On the way to our hotel, Vivek is excited and voluble. “Ma, did you notice the difference in the binary stars? The brighter one’s called the primary, the dimmer one, the secondary.”
“Yes,” I say, focusing my eyes on the road. A fog has descended, making visibility poor. “But I don’t like how the astronomers have smeared their earthly biases into space. The primary, always the head of household—the one who brings in more money.”
“I know what you mean,” Vivek says. “Not fair.”
Out of the corner of my eye, I notice the faint stubble on my son’s chin, his jawline squaring and maturing a man’s. He digs into his pocket and removes a magnet. “I bought this for Pa. Maybe he’ll like it.”
“It’s good,” I reply.
“Ma, do you know the binary stars are also classified based on the gravitational area around them,” Vivek starts talking again. “It’s called the Roche lobe.”
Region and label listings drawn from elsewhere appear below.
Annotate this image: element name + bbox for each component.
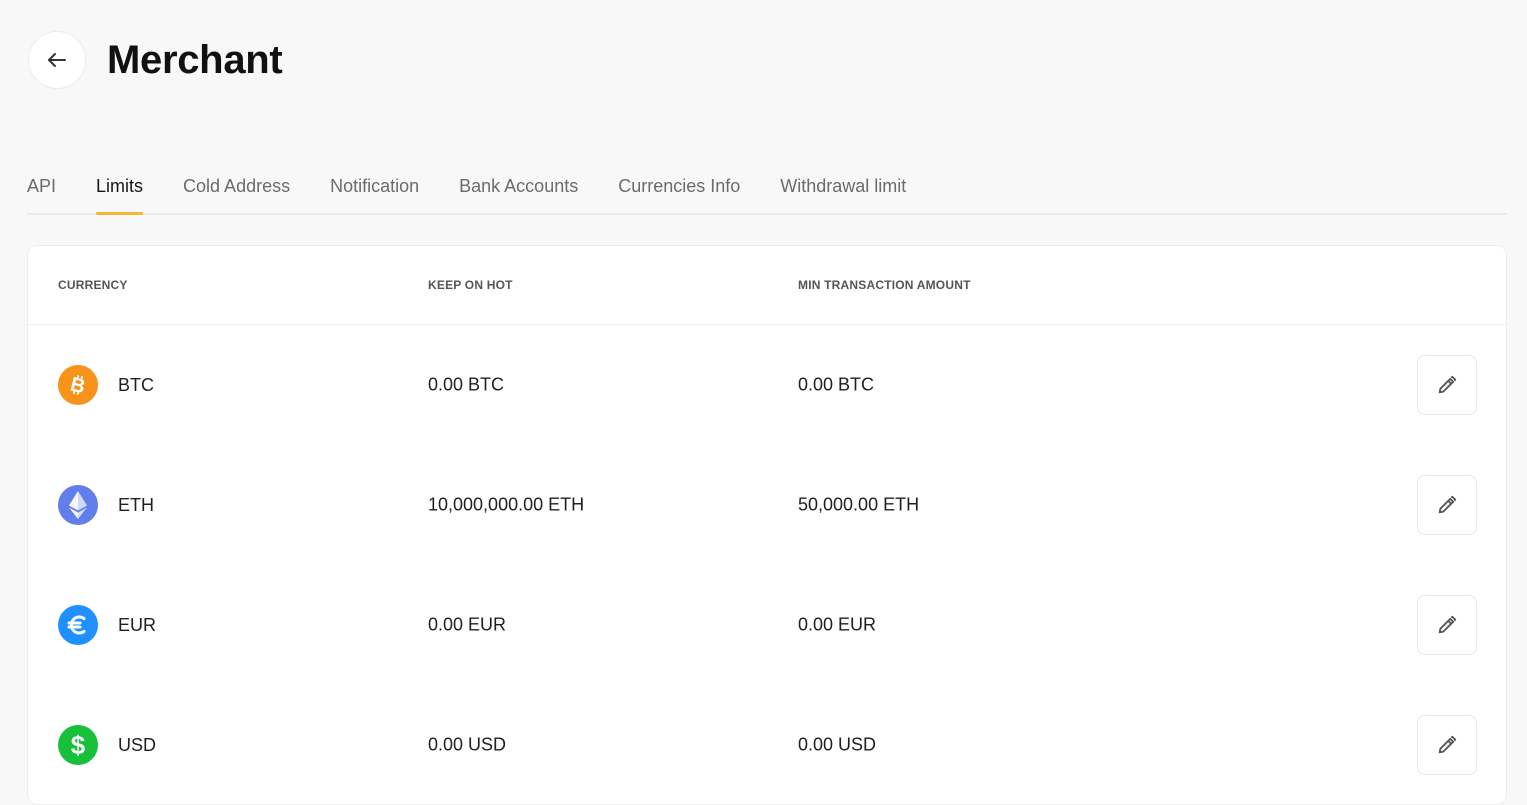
page-title: Merchant [107,37,283,82]
tab-cold-address[interactable]: Cold Address [183,166,290,213]
arrow-left-icon [48,53,66,67]
currency-cell: B BTC [58,365,154,405]
currency-code: EUR [118,614,157,635]
table-header: CURRENCY KEEP ON HOT MIN TRANSACTION AMO… [28,246,1506,325]
min-transaction-value: 0.00 EUR [798,614,877,635]
table-row: EUR 0.00 EUR 0.00 EUR [28,565,1506,685]
back-button[interactable] [28,31,86,89]
keep-on-hot-value: 0.00 BTC [428,374,505,395]
tab-api[interactable]: API [27,166,56,213]
ethereum-icon [58,485,98,525]
pencil-icon [1438,375,1457,394]
pencil-icon [1438,495,1457,514]
edit-button[interactable] [1417,715,1477,775]
tab-withdrawal-limit[interactable]: Withdrawal limit [780,166,906,213]
keep-on-hot-value: 10,000,000.00 ETH [428,494,585,515]
tab-limits[interactable]: Limits [96,166,144,215]
table-row: ETH 10,000,000.00 ETH 50,000.00 ETH [28,445,1506,565]
page-header: Merchant [28,30,283,90]
column-header-keep-on-hot: KEEP ON HOT [428,278,513,292]
edit-button[interactable] [1417,355,1477,415]
euro-icon [58,605,98,645]
keep-on-hot-value: 0.00 EUR [428,614,507,635]
table-row: B BTC 0.00 BTC 0.00 BTC [28,325,1506,445]
table-row: $ USD 0.00 USD 0.00 USD [28,685,1506,804]
edit-button[interactable] [1417,475,1477,535]
min-transaction-value: 0.00 BTC [798,374,875,395]
tab-notification[interactable]: Notification [330,166,419,213]
currency-code: BTC [118,374,154,395]
tab-bar: API Limits Cold Address Notification Ban… [27,166,1507,215]
currency-cell: EUR [58,605,156,645]
column-header-currency: CURRENCY [58,278,128,292]
edit-button[interactable] [1417,595,1477,655]
pencil-icon [1438,735,1457,754]
dollar-icon: $ [58,725,98,765]
tab-currencies-info[interactable]: Currencies Info [618,166,740,213]
column-header-min-transaction-amount: MIN TRANSACTION AMOUNT [798,278,971,292]
min-transaction-value: 50,000.00 ETH [798,494,920,515]
currency-cell: ETH [58,485,154,525]
keep-on-hot-value: 0.00 USD [428,734,507,755]
tab-bank-accounts[interactable]: Bank Accounts [459,166,578,213]
currency-code: ETH [118,494,154,515]
min-transaction-value: 0.00 USD [798,734,877,755]
currency-code: USD [118,734,157,755]
pencil-icon [1438,615,1457,634]
bitcoin-icon: B [58,365,98,405]
limits-table: CURRENCY KEEP ON HOT MIN TRANSACTION AMO… [27,245,1507,805]
currency-cell: $ USD [58,725,156,765]
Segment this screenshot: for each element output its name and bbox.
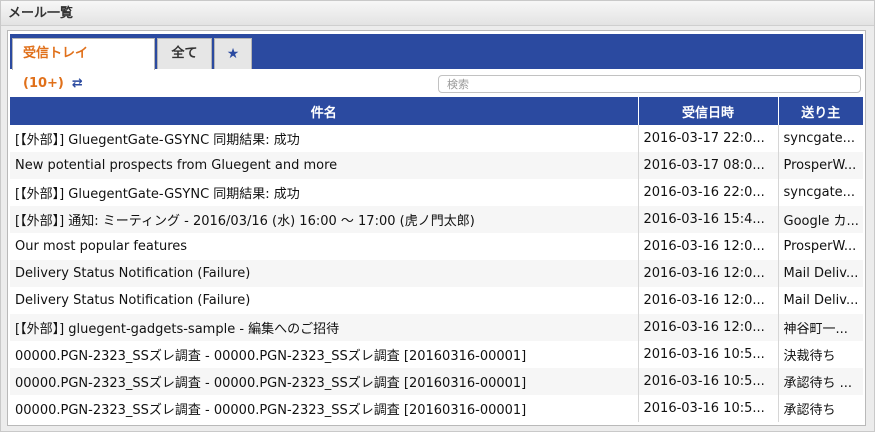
tab-all[interactable]: 全て	[157, 38, 212, 69]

“Oh, I didn’t know that,” I said. “I thought lobes belonged to brains.”
“Stars have lobes too. Their own gravitational areas. In contact binaries, the individual stars spill out of their Roche lobes and shape each other.” Vivek pauses, then continues after a breath. “Then there are detached binaries where the stars stay within their gravitational areas and evolve separately while being together.”
There. My son’s found the raw nerve throbbing in my neck. I try to sprinkle in some levity. “Can their behavior be explained through quantum physics, Professor Vivek?”
“No, Ma. This is pure old gravitational force.” He chuckles before his tone turns pensive. “I hope that’s enough to keep the stars together.”
My heart splits and my eyelashes itch. The boy has observed everything despite Samir’s and my attempts to maintain a façade of normalcy.
“Yes, that’s more than enough,” I say, clearing my throat to gain control over my emotions, recalling the facts I read in the gift shop. “Besides, it’s the barycenter that will hold them together forever. The center, you know, around which both the binary stars orbit.”